It is estimated that Tanzania spends 70 per cent of its health budget on preventable ‘WASH’ (Water, Sanitation and Hygiene) related diseases as the majority of the population does not have access to improved sanitation, and close to half of the population does not have access to clean drinking water. Without adequate WASH facilities, homes, schools and health centres become breeding grounds for diseases that kill children and threaten their ability to grow. Girls, children with disabilities and children living in rural areas are most affected. This further heightens inequities and uneven opportunities for development. The impact of ‘WASH’ on children living in crisis situations also affects their chances of survival. (UNICEF report)
TDT helping schools and communities to have clean water and sanitation.
From the Annual Review 2019-2020:
"TDT is dependent on donations from a relatively small number of individuals, on-line giving campaigns and partner trusts. It does not receive any funding from Government, international agencies, or corporations, although this would be welcomed.
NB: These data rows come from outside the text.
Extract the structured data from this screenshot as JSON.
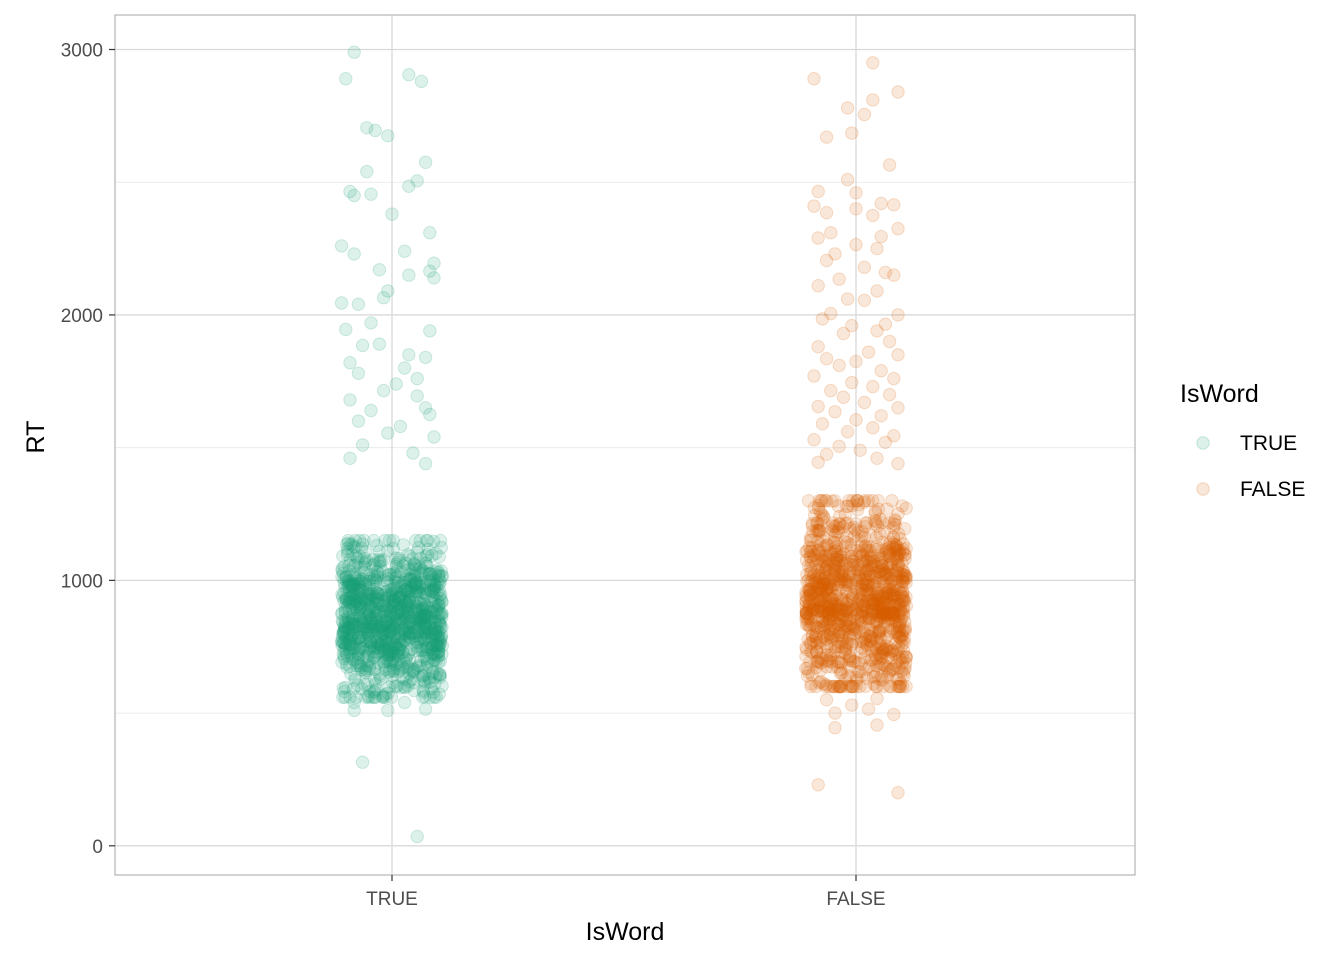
{
  "chart_data": {
    "type": "scatter",
    "subtype": "jitter strip plot",
    "xlabel": "IsWord",
    "ylabel": "RT",
    "categories": [
      "TRUE",
      "FALSE"
    ],
    "ylim": [
      -110,
      3130
    ],
    "yticks": [
      0,
      1000,
      2000,
      3000
    ],
    "ytick_labels": [
      "0",
      "1000",
      "2000",
      "3000"
    ],
    "grid": "major and minor, light grey",
    "point_alpha": 0.15,
    "legend": {
      "title": "IsWord",
      "position": "right",
      "entries": [
        "TRUE",
        "FALSE"
      ]
    },
    "series": [
      {
        "name": "TRUE",
        "color": "#1b9e77",
        "category": "TRUE",
        "dense_core": {
          "approx_n": 1100,
          "rt_center": 850,
          "rt_spread": 140,
          "rt_range": [
            560,
            1150
          ]
        },
        "visible_values": [
          {
            "x": -0.09,
            "y": 2990
          },
          {
            "x": 0.04,
            "y": 2905
          },
          {
            "x": -0.11,
            "y": 2890
          },
          {
            "x": 0.07,
            "y": 2880
          },
          {
            "x": -0.06,
            "y": 2705
          },
          {
            "x": -0.04,
            "y": 2695
          },
          {
            "x": -0.01,
            "y": 2675
          },
          {
            "x": 0.08,
            "y": 2575
          },
          {
            "x": -0.06,
            "y": 2540
          },
          {
            "x": 0.06,
            "y": 2505
          },
          {
            "x": 0.04,
            "y": 2485
          },
          {
            "x": -0.1,
            "y": 2465
          },
          {
            "x": -0.05,
            "y": 2455
          },
          {
            "x": -0.09,
            "y": 2450
          },
          {
            "x": 0.0,
            "y": 2380
          },
          {
            "x": 0.09,
            "y": 2310
          },
          {
            "x": -0.12,
            "y": 2260
          },
          {
            "x": 0.03,
            "y": 2240
          },
          {
            "x": -0.09,
            "y": 2230
          },
          {
            "x": 0.1,
            "y": 2195
          },
          {
            "x": -0.03,
            "y": 2170
          },
          {
            "x": 0.09,
            "y": 2165
          },
          {
            "x": 0.04,
            "y": 2150
          },
          {
            "x": 0.1,
            "y": 2140
          },
          {
            "x": -0.01,
            "y": 2090
          },
          {
            "x": -0.02,
            "y": 2065
          },
          {
            "x": -0.12,
            "y": 2045
          },
          {
            "x": -0.08,
            "y": 2040
          },
          {
            "x": -0.05,
            "y": 1970
          },
          {
            "x": -0.11,
            "y": 1945
          },
          {
            "x": 0.09,
            "y": 1940
          },
          {
            "x": -0.03,
            "y": 1890
          },
          {
            "x": -0.07,
            "y": 1885
          },
          {
            "x": 0.04,
            "y": 1850
          },
          {
            "x": 0.08,
            "y": 1840
          },
          {
            "x": -0.1,
            "y": 1820
          },
          {
            "x": 0.03,
            "y": 1800
          },
          {
            "x": -0.08,
            "y": 1780
          },
          {
            "x": 0.06,
            "y": 1760
          },
          {
            "x": 0.01,
            "y": 1740
          },
          {
            "x": -0.02,
            "y": 1715
          },
          {
            "x": 0.06,
            "y": 1695
          },
          {
            "x": -0.1,
            "y": 1680
          },
          {
            "x": 0.08,
            "y": 1650
          },
          {
            "x": -0.05,
            "y": 1640
          },
          {
            "x": 0.09,
            "y": 1625
          },
          {
            "x": -0.08,
            "y": 1600
          },
          {
            "x": 0.02,
            "y": 1580
          },
          {
            "x": -0.01,
            "y": 1555
          },
          {
            "x": 0.1,
            "y": 1540
          },
          {
            "x": -0.07,
            "y": 1510
          },
          {
            "x": 0.05,
            "y": 1480
          },
          {
            "x": -0.1,
            "y": 1460
          },
          {
            "x": 0.08,
            "y": 1440
          },
          {
            "x": -0.09,
            "y": 540
          },
          {
            "x": 0.03,
            "y": 540
          },
          {
            "x": -0.01,
            "y": 510
          },
          {
            "x": 0.08,
            "y": 515
          },
          {
            "x": -0.09,
            "y": 510
          },
          {
            "x": -0.07,
            "y": 315
          },
          {
            "x": 0.06,
            "y": 35
          }
        ]
      },
      {
        "name": "FALSE",
        "color": "#d95f02",
        "category": "FALSE",
        "dense_core": {
          "approx_n": 1100,
          "rt_center": 930,
          "rt_spread": 170,
          "rt_range": [
            600,
            1300
          ]
        },
        "visible_values": [
          {
            "x": 0.04,
            "y": 2950
          },
          {
            "x": -0.1,
            "y": 2890
          },
          {
            "x": 0.1,
            "y": 2840
          },
          {
            "x": 0.04,
            "y": 2810
          },
          {
            "x": -0.02,
            "y": 2780
          },
          {
            "x": 0.02,
            "y": 2755
          },
          {
            "x": -0.07,
            "y": 2670
          },
          {
            "x": -0.01,
            "y": 2685
          },
          {
            "x": 0.08,
            "y": 2565
          },
          {
            "x": -0.02,
            "y": 2510
          },
          {
            "x": 0.0,
            "y": 2460
          },
          {
            "x": -0.09,
            "y": 2465
          },
          {
            "x": 0.06,
            "y": 2420
          },
          {
            "x": 0.09,
            "y": 2415
          },
          {
            "x": -0.1,
            "y": 2410
          },
          {
            "x": -0.07,
            "y": 2385
          },
          {
            "x": 0.0,
            "y": 2400
          },
          {
            "x": 0.04,
            "y": 2375
          },
          {
            "x": -0.06,
            "y": 2310
          },
          {
            "x": 0.1,
            "y": 2325
          },
          {
            "x": 0.06,
            "y": 2295
          },
          {
            "x": -0.09,
            "y": 2290
          },
          {
            "x": 0.0,
            "y": 2265
          },
          {
            "x": 0.05,
            "y": 2250
          },
          {
            "x": -0.05,
            "y": 2230
          },
          {
            "x": -0.07,
            "y": 2205
          },
          {
            "x": 0.02,
            "y": 2180
          },
          {
            "x": 0.07,
            "y": 2160
          },
          {
            "x": 0.09,
            "y": 2150
          },
          {
            "x": -0.04,
            "y": 2135
          },
          {
            "x": -0.09,
            "y": 2110
          },
          {
            "x": 0.05,
            "y": 2090
          },
          {
            "x": -0.02,
            "y": 2060
          },
          {
            "x": 0.02,
            "y": 2055
          },
          {
            "x": 0.1,
            "y": 2000
          },
          {
            "x": -0.06,
            "y": 2005
          },
          {
            "x": -0.08,
            "y": 1985
          },
          {
            "x": 0.07,
            "y": 1965
          },
          {
            "x": -0.01,
            "y": 1960
          },
          {
            "x": 0.05,
            "y": 1940
          },
          {
            "x": -0.03,
            "y": 1930
          },
          {
            "x": 0.08,
            "y": 1900
          },
          {
            "x": -0.09,
            "y": 1880
          },
          {
            "x": 0.03,
            "y": 1860
          },
          {
            "x": 0.1,
            "y": 1850
          },
          {
            "x": -0.07,
            "y": 1835
          },
          {
            "x": 0.0,
            "y": 1825
          },
          {
            "x": -0.04,
            "y": 1810
          },
          {
            "x": 0.06,
            "y": 1790
          },
          {
            "x": -0.1,
            "y": 1770
          },
          {
            "x": 0.09,
            "y": 1760
          },
          {
            "x": -0.01,
            "y": 1745
          },
          {
            "x": 0.04,
            "y": 1730
          },
          {
            "x": -0.06,
            "y": 1715
          },
          {
            "x": 0.08,
            "y": 1700
          },
          {
            "x": -0.03,
            "y": 1690
          },
          {
            "x": 0.02,
            "y": 1670
          },
          {
            "x": -0.09,
            "y": 1655
          },
          {
            "x": 0.1,
            "y": 1650
          },
          {
            "x": -0.05,
            "y": 1635
          },
          {
            "x": 0.06,
            "y": 1620
          },
          {
            "x": 0.0,
            "y": 1605
          },
          {
            "x": -0.08,
            "y": 1590
          },
          {
            "x": 0.04,
            "y": 1575
          },
          {
            "x": -0.02,
            "y": 1560
          },
          {
            "x": 0.09,
            "y": 1545
          },
          {
            "x": -0.1,
            "y": 1530
          },
          {
            "x": 0.07,
            "y": 1520
          },
          {
            "x": -0.04,
            "y": 1505
          },
          {
            "x": 0.01,
            "y": 1490
          },
          {
            "x": -0.07,
            "y": 1475
          },
          {
            "x": 0.05,
            "y": 1460
          },
          {
            "x": -0.09,
            "y": 1445
          },
          {
            "x": 0.1,
            "y": 1440
          },
          {
            "x": -0.07,
            "y": 550
          },
          {
            "x": 0.05,
            "y": 555
          },
          {
            "x": -0.01,
            "y": 530
          },
          {
            "x": 0.03,
            "y": 515
          },
          {
            "x": -0.05,
            "y": 500
          },
          {
            "x": 0.09,
            "y": 495
          },
          {
            "x": -0.05,
            "y": 445
          },
          {
            "x": 0.05,
            "y": 455
          },
          {
            "x": -0.09,
            "y": 230
          },
          {
            "x": 0.1,
            "y": 200
          }
        ]
      }
    ]
  }
}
Its income has more than doubled over the last twelve years, but is still insufficient for the number of projects we would like to fund. Many projects have to be delayed, put on hold, or can only be part funded because of lack of cash. For example, we have successfully funded water harvesting schemes in schools and village community clinics so that they have access to clean water. Funding girls’ hostels in government secondary school spares girls from walking up to 4 hours a day. We want to replicate these in other locations.
The projects funded by TDT in 2019-20 fall into five main groups, linked to agriculture, clean water, employment and women’s livelihoods, education, and community. Many of the projects have multiple benefits within the communities they serve, and contribute to the growth of the local economy in these marginalised communities in more than one way.
An important by-product of TDT’s work is the development of leadership skills within rural communities, helping them to become self-sufficient. We try to raise the aspirations of younger Tanzanians, particularly girls, by providing access to life-changing opportunities. And we look for sustainability and continuity in all of our projects, using technology that is within the maintenance capabilities of the recipients."